Parteciperà anche l’assessore all’Ambiente, Francesco Marconi, domenica 27 marzo, all’iniziativa organizzata dall’Area marina Protetta della Torre del Cerrano per ripulire il tratto di spiaggia compreso fra Torrente Foggetta e Torrente Cerrano, invaso dai rifiuti arrivati a valle dopo le piogge torrenziali del 1° e del 2 marzo scorso. La particolare delicatezza dell’ecosistema costierio, infatti,  non permette una pulizia con i mezzi meccanici  e saranno i volontari, chiamati a raccolta dall’AMP , ad effettuare una prima raccolta. “Doveroso esserci – dichiara l’assessore Francesco Marconi – così come è doveroso plaudire a questa come alle altre iniziative messe in atto negli ultimi giorni: va lodato l’impegno dei Comuni costieri come dei tanti cittadini che stanno mostrando un grande senso civico e un encomiabile senso di partecipazione.
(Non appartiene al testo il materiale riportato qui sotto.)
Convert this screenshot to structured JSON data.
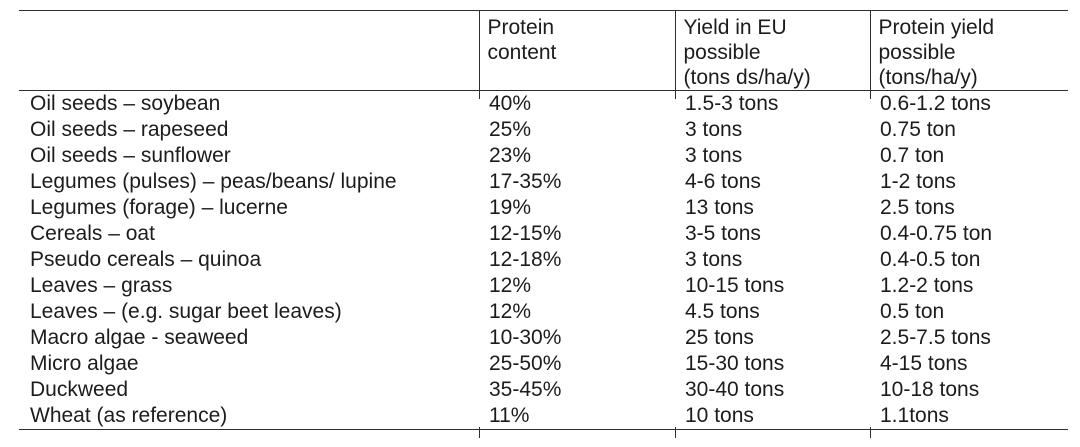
{
  "table": {
    "columns": [
      {
        "label": ""
      },
      {
        "label": "Protein\ncontent"
      },
      {
        "label": "Yield in EU\npossible\n(tons ds/ha/y)"
      },
      {
        "label": "Protein yield\npossible\n(tons/ha/y)"
      }
    ],
    "rows": [
      [
        "Oil seeds – soybean",
        "40%",
        "1.5-3 tons",
        "0.6-1.2 tons"
      ],
      [
        "Oil seeds – rapeseed",
        "25%",
        "3 tons",
        "0.75 ton"
      ],
      [
        "Oil seeds – sunflower",
        "23%",
        "3 tons",
        "0.7 ton"
      ],
      [
        "Legumes (pulses) – peas/beans/ lupine",
        "17-35%",
        "4-6 tons",
        "1-2 tons"
      ],
      [
        "Legumes (forage) – lucerne",
        "19%",
        "13 tons",
        "2.5 tons"
      ],
      [
        "Cereals – oat",
        "12-15%",
        "3-5 tons",
        "0.4-0.75 ton"
      ],
      [
        "Pseudo cereals – quinoa",
        "12-18%",
        "3 tons",
        "0.4-0.5 ton"
      ],
      [
        "Leaves – grass",
        "12%",
        "10-15 tons",
        "1.2-2 tons"
      ],
      [
        "Leaves – (e.g. sugar beet leaves)",
        "12%",
        "4.5 tons",
        "0.5 ton"
      ],
      [
        "Macro algae - seaweed",
        "10-30%",
        "25 tons",
        "2.5-7.5 tons"
      ],
      [
        "Micro algae",
        "25-50%",
        "15-30 tons",
        "4-15 tons"
      ],
      [
        "Duckweed",
        "35-45%",
        "30-40 tons",
        "10-18 tons"
      ],
      [
        "Wheat (as reference)",
        "11%",
        "10 tons",
        "1.1tons"
      ]
    ]
  },
  "colors": {
    "background": "#ffffff",
    "text": "#1c1c1c",
    "border": "#2e2e2e"
  }
}
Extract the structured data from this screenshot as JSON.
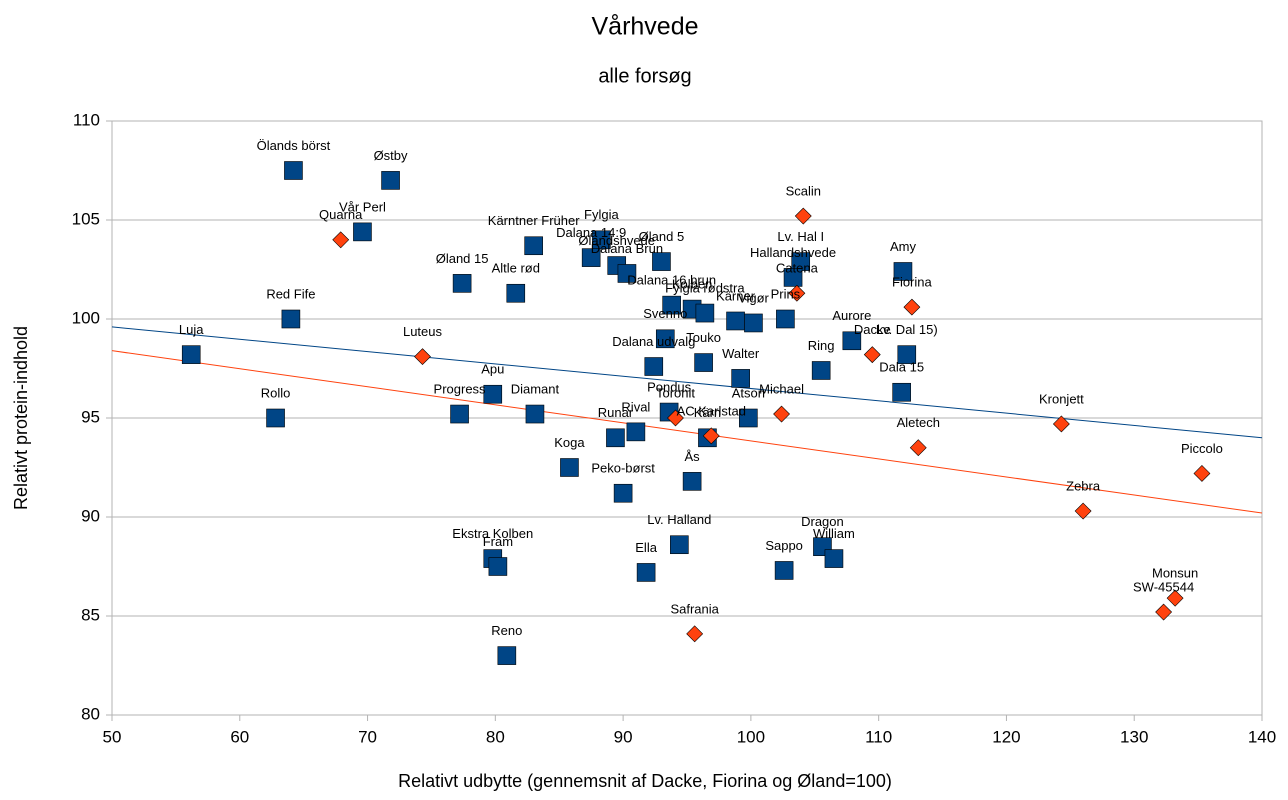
{
  "chart_data": {
    "type": "scatter",
    "title": "Vårhvede",
    "subtitle": "alle forsøg",
    "x_label": "Relativt udbytte (gennemsnit af Dacke, Fiorina og Øland=100)",
    "y_label": "Relativt protein-indhold",
    "xlim": [
      50,
      140
    ],
    "ylim": [
      80,
      110
    ],
    "xticks": [
      50,
      60,
      70,
      80,
      90,
      100,
      110,
      120,
      130,
      140
    ],
    "yticks": [
      80,
      85,
      90,
      95,
      100,
      105,
      110
    ],
    "grid": true,
    "series": [
      {
        "marker": "square",
        "color": "#004586",
        "labels": [
          "Ölands börst",
          "Østby",
          "Vår Perl",
          "Kärntner Früher",
          "Fylgia",
          "Dalana 14:9",
          "Øland 5",
          "Ølandshvede",
          "Dalana Brun",
          "Øland 15",
          "Altle rød",
          "Lv. Hal I",
          "Hallandshvede",
          "Amy",
          "Red Fife",
          "Luja",
          "Dalana 16 brun",
          "Svenno",
          "Kolben",
          "Fylgia rødstra",
          "Kärner",
          "Vigør",
          "Prins",
          "Touko",
          "Dalana udvalg",
          "Walter",
          "Aurore",
          "Lv. Dal 15)",
          "Ring",
          "Dala 15",
          "Rollo",
          "Progress",
          "Apu",
          "Diamant",
          "Pondus",
          "Rival",
          "Runar",
          "Kärn",
          "Atson",
          "Koga",
          "Ås",
          "Peko-børst",
          "Lv. Halland",
          "Ekstra Kolben",
          "Fram",
          "Ella",
          "Sappo",
          "Dragon",
          "William",
          "Reno"
        ],
        "x": [
          64.2,
          71.8,
          69.6,
          83.0,
          88.3,
          87.5,
          93.0,
          89.5,
          90.3,
          77.4,
          81.6,
          103.9,
          103.3,
          111.9,
          64.0,
          56.2,
          93.8,
          93.3,
          95.4,
          96.4,
          98.8,
          100.2,
          102.7,
          96.3,
          92.4,
          99.2,
          107.9,
          112.2,
          105.5,
          111.8,
          62.8,
          77.2,
          79.8,
          83.1,
          93.6,
          91.0,
          89.4,
          96.6,
          99.8,
          85.8,
          95.4,
          90.0,
          94.4,
          79.8,
          80.2,
          91.8,
          102.6,
          105.6,
          106.5,
          80.9
        ],
        "values": [
          107.5,
          107.0,
          104.4,
          103.7,
          104.0,
          103.1,
          102.9,
          102.7,
          102.3,
          101.8,
          101.3,
          102.9,
          102.1,
          102.4,
          100.0,
          98.2,
          100.7,
          99.0,
          100.5,
          100.3,
          99.9,
          99.8,
          100.0,
          97.8,
          97.6,
          97.0,
          98.9,
          98.2,
          97.4,
          96.3,
          95.0,
          95.2,
          96.2,
          95.2,
          95.3,
          94.3,
          94.0,
          94.0,
          95.0,
          92.5,
          91.8,
          91.2,
          88.6,
          87.9,
          87.5,
          87.2,
          87.3,
          88.5,
          87.9,
          83.0
        ],
        "trend": {
          "x": [
            50,
            140
          ],
          "values": [
            99.6,
            94.0
          ]
        }
      },
      {
        "marker": "diamond",
        "color": "#ff420e",
        "labels": [
          "Quarna",
          "Scalin",
          "Catena",
          "Fiorina",
          "Luteus",
          "Dacke",
          "Michael",
          "Toronit",
          "AC Karlstad",
          "Kronjett",
          "Aletech",
          "Piccolo",
          "Zebra",
          "Monsun",
          "SW-45544",
          "Safrania"
        ],
        "x": [
          67.9,
          104.1,
          103.6,
          112.6,
          74.3,
          109.5,
          102.4,
          94.1,
          96.9,
          124.3,
          113.1,
          135.3,
          126.0,
          133.2,
          132.3,
          95.6
        ],
        "values": [
          104.0,
          105.2,
          101.3,
          100.6,
          98.1,
          98.2,
          95.2,
          95.0,
          94.1,
          94.7,
          93.5,
          92.2,
          90.3,
          85.9,
          85.2,
          84.1
        ],
        "trend": {
          "x": [
            50,
            140
          ],
          "values": [
            98.4,
            90.2
          ]
        }
      }
    ]
  }
}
Naturalmente un problema ambientale di queste proporzioni non si può affrontare e risolvere solo con l’attività dei volontari e per questo è stato previsto l’intervento di operatori specializzati soprattutto per la differenziata, il trasporto e lo smaltimento dei rifiuti arrivati a spiaggia”. Rispetto alle richieste di intervento per la ripulitura degli alvei fluviali pure pervenute alla Provincia, come nel caso di Cologna Spiaggia, l’assessore all’Ambiente precisa: “Comprendo bene i disagi di chi vive in prossimità degli alvei ma la Provincia non può intervenire sulle aste fluviali che sono di competenza del Genio Civile regionale. Naturalmente stiamo segnalando tutti i casi di cui veniamo a conoscenza ma le richieste di intervento vanno indirizzate all’organo competente. Per quanto ci riguarda, convinti per primi che l’attuale frammentata gestione dei sistemi fluviali e della costa è piuttosto farraginosa, stiamo lavorando all’ipotesi di un modello di gestione integrata che illustreremo martedì a Roseto in occasione della presentazione del progetto europeo Sustain”.